Hypotension in patients with sepsis results sympathetic nervous system activation and increase in heart rate.
It is stated that the sensitivity and specificity of procalcitonin are higher than many other mediators in defining the severe sepsis. Tachycardia is a result of endogenous mediators induced by inflammation like sepsis.

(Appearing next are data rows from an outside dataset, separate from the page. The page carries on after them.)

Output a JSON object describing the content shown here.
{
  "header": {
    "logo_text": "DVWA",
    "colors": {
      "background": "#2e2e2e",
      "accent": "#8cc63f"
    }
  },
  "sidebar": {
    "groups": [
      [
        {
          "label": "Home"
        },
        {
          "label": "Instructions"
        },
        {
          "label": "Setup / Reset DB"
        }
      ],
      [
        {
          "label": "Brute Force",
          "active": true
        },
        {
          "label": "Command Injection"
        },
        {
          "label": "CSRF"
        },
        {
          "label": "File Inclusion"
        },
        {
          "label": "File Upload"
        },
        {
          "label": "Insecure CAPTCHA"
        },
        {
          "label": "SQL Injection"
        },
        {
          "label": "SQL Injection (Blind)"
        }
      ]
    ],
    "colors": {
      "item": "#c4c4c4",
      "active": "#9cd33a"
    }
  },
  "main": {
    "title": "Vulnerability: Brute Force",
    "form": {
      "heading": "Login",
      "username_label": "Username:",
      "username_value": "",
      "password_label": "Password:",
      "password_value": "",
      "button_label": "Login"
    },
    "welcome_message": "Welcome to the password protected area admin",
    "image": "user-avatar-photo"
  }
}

https://article.scholarena.com/Sepsis-and-Tachycardia-Etiologic-Factors-and-Effects-on-Prognosis.pdf

We show that exogenously added HOCl attacks the cellular plasmalogen pool and gives rise to the formation of 2-chlorohexadecanal (2-ClHDA). Reactive electrophile species (RES) are able to activate the cellular defense machinery, including the Keap1/Nrf2 antioxidant response, the unfolded protein response, or the heat shock response (HSR). Here, we show that 2-ClHDyA targets cytosolic and nuclear members of the HSR protein network. This is reminiscent of what has been reported for other prototypic RES like 15d-PGJ2, 4-hydroxynonenal (HNE), or acrolein that are potent inducers of the HSR.
Sepsis, a systemic inflammatory response that follows bacterial infection, is characterized by hypotension, ischemia, and multiple organ failure. Cardiac dysfunction is a consequence of sepsis and characterized by impaired contractility, diastolic dysfunction, and reduced ejection fraction.
Under septic conditions chemokine-, cytokine-, and tumor necrosis factor alpha (TNFa) release, alterations in nitric oxide (NO) production, dysfunctional Ca2+ homeostasis, activation of the complement and coagulation system, and impaired beta-adrenergic signaling contribute to organ dysfunction. As an additional culprit, myocardial metabolism shifts from fatty acid (FA) and glucose oxidation toward aerobic glycolysis and lactate production.

https://www.mdpi.com/1422-0067/21/23/9235


By the way have you by chance found any useful treatments in the meanwhile?
The cause is probably the senescence of sexual organs and resultant inducible SASP, which also acts as a kind of non-diabetic metabolic syndrome.